Het Openbaar Ministerie heeft gisteren een celstraf van twee jaar en zes maanden voorgesteld tegen de verdachte Romano A. Volgens openbare aanklager Reshmi Rathipal ging het niet om een duidelijke zaak, omdat harde bewijsmiddelen veelal ontbreken. Conform de jurisprudentie en literatuur koos zij ervoor om een bewijsconstructie te hanteren om het bewijs alsnog te leveren. A. werd op 28 november 2014 tijdens een wegcontrole door de politie in Saramacca aangehouden. Volgens de politie hadden buurtbewoners erop geattendeerd dat een bepaald voertuig reeds enkele dagen zeer verdacht in hun buurt langsreed en hadden zij opgemerkt dat het aantal inbraken in de buurt in die periode ook was toegenomen. De wetsdienaren troffen op de achterbank van het voertuig enkele spullen aan die achteraf van diefstal afkomstig bleken te zijn.

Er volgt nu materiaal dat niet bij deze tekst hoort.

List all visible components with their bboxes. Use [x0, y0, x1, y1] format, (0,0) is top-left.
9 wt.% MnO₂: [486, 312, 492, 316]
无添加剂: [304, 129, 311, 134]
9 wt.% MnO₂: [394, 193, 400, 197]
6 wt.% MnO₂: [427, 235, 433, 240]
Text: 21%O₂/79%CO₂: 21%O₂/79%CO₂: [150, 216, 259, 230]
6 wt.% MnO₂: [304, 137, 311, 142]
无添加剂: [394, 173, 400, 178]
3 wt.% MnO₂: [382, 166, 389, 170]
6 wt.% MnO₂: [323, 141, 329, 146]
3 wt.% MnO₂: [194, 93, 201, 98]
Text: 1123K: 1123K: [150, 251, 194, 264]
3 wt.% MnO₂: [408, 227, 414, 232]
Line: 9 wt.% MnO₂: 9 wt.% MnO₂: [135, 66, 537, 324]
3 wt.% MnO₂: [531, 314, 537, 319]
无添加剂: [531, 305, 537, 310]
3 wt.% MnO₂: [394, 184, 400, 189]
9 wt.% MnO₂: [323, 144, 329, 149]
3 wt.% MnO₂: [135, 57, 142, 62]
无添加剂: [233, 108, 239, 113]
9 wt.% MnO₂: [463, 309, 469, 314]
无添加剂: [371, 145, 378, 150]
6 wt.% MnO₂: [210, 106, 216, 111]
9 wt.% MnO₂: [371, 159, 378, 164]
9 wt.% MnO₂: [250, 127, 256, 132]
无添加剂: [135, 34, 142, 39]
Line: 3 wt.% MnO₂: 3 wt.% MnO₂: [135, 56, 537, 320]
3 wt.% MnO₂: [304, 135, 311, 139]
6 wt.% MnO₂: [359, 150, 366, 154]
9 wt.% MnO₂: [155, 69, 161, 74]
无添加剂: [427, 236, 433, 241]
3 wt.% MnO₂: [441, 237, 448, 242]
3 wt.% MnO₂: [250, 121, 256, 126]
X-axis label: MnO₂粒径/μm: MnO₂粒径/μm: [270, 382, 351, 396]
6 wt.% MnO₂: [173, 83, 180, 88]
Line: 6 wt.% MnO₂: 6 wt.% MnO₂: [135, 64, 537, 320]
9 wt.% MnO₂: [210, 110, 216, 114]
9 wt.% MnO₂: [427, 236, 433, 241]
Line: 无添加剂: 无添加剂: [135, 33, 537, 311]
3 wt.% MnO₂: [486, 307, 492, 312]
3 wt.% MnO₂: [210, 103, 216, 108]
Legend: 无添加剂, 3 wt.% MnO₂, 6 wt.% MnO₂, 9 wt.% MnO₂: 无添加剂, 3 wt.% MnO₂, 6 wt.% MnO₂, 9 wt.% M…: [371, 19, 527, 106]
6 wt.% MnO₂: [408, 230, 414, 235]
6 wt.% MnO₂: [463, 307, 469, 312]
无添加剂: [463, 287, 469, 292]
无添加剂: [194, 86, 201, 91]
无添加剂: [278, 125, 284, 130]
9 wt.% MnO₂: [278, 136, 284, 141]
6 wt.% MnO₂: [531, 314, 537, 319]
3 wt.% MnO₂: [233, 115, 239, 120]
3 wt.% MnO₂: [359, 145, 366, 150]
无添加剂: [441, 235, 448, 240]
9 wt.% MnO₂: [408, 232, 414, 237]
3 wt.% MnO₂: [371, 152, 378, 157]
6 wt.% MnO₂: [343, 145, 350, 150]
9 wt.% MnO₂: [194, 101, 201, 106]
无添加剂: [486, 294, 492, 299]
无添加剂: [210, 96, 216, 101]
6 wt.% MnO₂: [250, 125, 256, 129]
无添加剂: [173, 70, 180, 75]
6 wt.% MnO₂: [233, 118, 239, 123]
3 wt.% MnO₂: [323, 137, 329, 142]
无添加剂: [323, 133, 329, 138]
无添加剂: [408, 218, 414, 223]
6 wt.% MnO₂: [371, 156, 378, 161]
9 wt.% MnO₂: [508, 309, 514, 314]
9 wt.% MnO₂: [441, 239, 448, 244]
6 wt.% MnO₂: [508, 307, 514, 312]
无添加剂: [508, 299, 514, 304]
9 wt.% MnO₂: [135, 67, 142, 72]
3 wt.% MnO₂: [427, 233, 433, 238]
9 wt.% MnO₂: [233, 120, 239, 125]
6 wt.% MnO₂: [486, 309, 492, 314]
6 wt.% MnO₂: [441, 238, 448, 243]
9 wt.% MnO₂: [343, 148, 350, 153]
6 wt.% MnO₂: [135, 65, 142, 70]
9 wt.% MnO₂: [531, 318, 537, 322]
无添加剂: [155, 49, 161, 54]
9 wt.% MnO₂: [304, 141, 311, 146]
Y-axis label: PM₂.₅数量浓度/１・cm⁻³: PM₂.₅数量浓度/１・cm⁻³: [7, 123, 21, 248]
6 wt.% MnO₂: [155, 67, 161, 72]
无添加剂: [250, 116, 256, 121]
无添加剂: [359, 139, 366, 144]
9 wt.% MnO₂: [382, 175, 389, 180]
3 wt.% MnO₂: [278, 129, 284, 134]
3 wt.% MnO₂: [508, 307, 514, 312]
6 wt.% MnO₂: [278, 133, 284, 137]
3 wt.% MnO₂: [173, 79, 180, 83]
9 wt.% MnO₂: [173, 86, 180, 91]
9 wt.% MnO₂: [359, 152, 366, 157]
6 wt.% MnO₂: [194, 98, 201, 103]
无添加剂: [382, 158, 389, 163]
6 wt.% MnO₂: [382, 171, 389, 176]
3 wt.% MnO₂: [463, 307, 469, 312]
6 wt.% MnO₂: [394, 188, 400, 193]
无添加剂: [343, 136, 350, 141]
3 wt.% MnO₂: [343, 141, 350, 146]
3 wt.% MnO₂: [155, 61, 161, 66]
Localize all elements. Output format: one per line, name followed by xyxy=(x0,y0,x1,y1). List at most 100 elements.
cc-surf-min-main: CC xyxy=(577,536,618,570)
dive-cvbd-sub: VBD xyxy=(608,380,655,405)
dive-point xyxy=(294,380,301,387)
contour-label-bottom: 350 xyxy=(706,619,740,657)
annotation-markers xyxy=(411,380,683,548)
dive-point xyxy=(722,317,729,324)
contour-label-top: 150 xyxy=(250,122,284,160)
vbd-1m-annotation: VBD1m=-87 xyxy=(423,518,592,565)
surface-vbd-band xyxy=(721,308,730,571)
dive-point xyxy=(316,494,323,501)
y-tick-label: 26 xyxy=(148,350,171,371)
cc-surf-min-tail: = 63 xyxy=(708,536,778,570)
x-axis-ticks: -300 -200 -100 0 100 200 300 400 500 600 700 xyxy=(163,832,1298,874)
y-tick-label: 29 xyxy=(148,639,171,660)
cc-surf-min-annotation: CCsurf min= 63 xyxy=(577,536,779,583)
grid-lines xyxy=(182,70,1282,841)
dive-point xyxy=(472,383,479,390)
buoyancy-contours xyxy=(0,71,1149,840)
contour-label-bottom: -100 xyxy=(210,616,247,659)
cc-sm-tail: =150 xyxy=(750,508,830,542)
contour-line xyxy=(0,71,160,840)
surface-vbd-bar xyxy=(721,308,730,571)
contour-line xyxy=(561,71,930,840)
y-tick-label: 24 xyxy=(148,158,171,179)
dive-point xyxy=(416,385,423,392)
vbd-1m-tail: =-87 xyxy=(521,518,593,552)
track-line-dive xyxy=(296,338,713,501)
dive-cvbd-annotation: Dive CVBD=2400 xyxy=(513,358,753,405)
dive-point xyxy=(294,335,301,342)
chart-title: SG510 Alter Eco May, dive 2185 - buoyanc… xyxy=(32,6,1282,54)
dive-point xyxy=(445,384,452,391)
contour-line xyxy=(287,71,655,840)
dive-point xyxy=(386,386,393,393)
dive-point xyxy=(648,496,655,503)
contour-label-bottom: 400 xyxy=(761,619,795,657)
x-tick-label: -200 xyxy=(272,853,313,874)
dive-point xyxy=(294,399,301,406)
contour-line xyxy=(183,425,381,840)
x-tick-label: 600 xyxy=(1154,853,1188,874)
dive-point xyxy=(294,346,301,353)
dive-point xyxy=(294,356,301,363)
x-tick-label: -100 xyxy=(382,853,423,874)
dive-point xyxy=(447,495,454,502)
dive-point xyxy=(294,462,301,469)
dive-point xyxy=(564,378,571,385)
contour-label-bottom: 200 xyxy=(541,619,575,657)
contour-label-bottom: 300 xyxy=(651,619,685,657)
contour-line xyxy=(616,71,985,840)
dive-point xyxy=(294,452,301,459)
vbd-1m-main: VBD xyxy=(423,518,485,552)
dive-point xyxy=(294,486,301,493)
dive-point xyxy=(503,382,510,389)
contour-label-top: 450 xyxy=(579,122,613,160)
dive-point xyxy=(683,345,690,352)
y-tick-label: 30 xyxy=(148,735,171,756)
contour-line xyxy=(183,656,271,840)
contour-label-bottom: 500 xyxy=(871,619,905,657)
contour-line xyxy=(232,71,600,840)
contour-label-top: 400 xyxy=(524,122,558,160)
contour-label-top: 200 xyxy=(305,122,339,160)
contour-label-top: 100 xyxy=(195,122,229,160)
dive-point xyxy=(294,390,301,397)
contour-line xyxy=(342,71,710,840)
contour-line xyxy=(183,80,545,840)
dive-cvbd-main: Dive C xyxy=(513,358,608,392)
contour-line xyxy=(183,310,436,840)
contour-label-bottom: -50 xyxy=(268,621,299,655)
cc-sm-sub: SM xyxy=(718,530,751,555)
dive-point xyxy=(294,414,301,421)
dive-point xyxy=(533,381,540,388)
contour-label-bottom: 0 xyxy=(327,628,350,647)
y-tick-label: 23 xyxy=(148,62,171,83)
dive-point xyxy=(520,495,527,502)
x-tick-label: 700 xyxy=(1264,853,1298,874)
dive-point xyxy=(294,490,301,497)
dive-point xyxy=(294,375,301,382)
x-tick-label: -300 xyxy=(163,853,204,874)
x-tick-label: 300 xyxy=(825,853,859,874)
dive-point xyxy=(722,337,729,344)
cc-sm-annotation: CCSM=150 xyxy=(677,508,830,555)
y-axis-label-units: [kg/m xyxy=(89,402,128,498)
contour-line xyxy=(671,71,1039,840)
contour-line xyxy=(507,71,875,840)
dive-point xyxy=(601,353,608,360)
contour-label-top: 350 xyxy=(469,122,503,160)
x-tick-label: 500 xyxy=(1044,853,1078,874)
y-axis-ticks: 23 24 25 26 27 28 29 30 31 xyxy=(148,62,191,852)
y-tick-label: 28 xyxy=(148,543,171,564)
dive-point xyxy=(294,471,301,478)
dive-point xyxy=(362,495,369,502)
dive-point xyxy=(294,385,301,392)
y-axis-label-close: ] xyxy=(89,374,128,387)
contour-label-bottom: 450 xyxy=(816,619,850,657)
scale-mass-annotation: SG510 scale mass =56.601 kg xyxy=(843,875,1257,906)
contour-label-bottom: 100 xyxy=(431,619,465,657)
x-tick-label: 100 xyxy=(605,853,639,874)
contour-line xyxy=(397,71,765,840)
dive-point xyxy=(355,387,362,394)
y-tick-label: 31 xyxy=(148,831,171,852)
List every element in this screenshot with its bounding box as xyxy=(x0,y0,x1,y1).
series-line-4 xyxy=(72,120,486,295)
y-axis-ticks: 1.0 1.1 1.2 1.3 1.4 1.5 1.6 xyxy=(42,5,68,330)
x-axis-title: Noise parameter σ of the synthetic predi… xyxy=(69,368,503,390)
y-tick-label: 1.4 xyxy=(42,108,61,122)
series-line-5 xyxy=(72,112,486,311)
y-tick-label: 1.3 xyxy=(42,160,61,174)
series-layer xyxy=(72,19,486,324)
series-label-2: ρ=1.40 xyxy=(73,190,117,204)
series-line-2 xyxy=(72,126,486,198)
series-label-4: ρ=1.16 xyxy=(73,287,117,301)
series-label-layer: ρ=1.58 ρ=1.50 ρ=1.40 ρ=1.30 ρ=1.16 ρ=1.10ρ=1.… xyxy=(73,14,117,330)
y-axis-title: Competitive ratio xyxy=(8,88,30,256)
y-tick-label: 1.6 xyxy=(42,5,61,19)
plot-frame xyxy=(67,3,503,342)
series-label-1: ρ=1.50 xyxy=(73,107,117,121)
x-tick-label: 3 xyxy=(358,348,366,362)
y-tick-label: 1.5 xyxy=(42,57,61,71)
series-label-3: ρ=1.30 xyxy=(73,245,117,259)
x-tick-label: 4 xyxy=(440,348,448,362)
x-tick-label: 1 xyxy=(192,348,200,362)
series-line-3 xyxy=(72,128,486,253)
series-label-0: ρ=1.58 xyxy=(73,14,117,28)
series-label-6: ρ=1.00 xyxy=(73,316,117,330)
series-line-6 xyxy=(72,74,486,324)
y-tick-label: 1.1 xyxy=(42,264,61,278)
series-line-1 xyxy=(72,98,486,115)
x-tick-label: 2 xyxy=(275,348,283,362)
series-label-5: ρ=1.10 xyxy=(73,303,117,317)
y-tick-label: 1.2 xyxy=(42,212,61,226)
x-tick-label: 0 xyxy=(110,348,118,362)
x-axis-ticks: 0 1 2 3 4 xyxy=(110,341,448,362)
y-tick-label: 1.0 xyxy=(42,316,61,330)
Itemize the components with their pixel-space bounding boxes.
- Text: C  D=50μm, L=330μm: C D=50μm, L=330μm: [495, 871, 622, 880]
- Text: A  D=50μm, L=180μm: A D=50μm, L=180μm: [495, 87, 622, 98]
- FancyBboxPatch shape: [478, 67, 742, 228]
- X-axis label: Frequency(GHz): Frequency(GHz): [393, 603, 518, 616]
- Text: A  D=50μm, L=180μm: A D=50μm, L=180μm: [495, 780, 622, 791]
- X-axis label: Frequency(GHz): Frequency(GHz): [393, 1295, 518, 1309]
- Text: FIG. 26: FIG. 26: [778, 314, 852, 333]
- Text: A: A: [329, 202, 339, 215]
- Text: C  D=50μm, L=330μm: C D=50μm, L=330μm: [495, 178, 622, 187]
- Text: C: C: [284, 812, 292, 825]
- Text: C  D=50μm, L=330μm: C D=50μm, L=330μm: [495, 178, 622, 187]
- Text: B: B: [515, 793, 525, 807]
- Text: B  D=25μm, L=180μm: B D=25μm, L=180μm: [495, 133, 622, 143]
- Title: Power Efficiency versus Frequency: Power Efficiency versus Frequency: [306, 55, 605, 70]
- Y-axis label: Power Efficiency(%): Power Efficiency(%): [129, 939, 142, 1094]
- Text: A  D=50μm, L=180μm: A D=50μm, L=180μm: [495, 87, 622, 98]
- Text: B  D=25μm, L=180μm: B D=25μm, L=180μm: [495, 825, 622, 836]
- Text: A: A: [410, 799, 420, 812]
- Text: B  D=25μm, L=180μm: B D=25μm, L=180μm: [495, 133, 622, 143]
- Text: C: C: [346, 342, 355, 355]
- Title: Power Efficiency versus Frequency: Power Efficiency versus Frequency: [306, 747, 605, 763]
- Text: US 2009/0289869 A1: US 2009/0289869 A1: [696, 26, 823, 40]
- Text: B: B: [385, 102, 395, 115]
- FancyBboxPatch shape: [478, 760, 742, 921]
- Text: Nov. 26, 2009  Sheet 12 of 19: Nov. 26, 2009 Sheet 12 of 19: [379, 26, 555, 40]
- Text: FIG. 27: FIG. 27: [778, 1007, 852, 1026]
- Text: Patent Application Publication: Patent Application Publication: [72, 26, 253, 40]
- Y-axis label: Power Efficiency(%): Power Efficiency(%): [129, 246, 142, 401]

Volgens Rathipal is het verhaal van de verdachte in dit geval helemaal niet aannemelijk. Volgens de verdachte is hij juist een benadeelde in deze zaak. Volgens de verdachte moest hij op die bewuste dag zijn vriendin op Coronie gaan ophalen, toen hij onderweg door drie mannen gevraagd werd om een taxirit voor hun te rijden. Hij besloot het verzoek van de mannen in te willigen, aangezien hij toch weinig brandstof in zijn voertuig had en hierdoor wederom zou kunnen tanken voor de lange rit naar het kokosdistrict. Echter namen zaken een andere wending toen zij tijdens de taxirit, naar zeggen van één van de drie mannen, door een ander voertuig achterna werden gezeten. Eén van de vermeende criminelen zou een mes voor de verdachte getrokken hebben, waarna deze achteraf uit het voertuig zou zijn gesprongen. De verdachte werd met de gestolen spullen bij de road block aangehouden.
De officier haalde aan dat de drie vermeende verdachten in ieder geval enkele van de spullen konden hebben meegenomen. Daarnaast is het juist vreemd dat er ingebroken is op een locatie waar het voertuig van A. inderdaad aanwezig was. Raadsman Oscar Koulen vond juist dat de officier de bewijsmiddelen aan het fantaseren was. Koulen haalde aan dat de politie juist de privacy van de verdachte geschonden heeft door het mobiele telefoon van de verdachte te doorzoeken. De advocaat wil dat het OM niet ontvankelijk wordt verklaard. Op 9 april komt een uitspraak.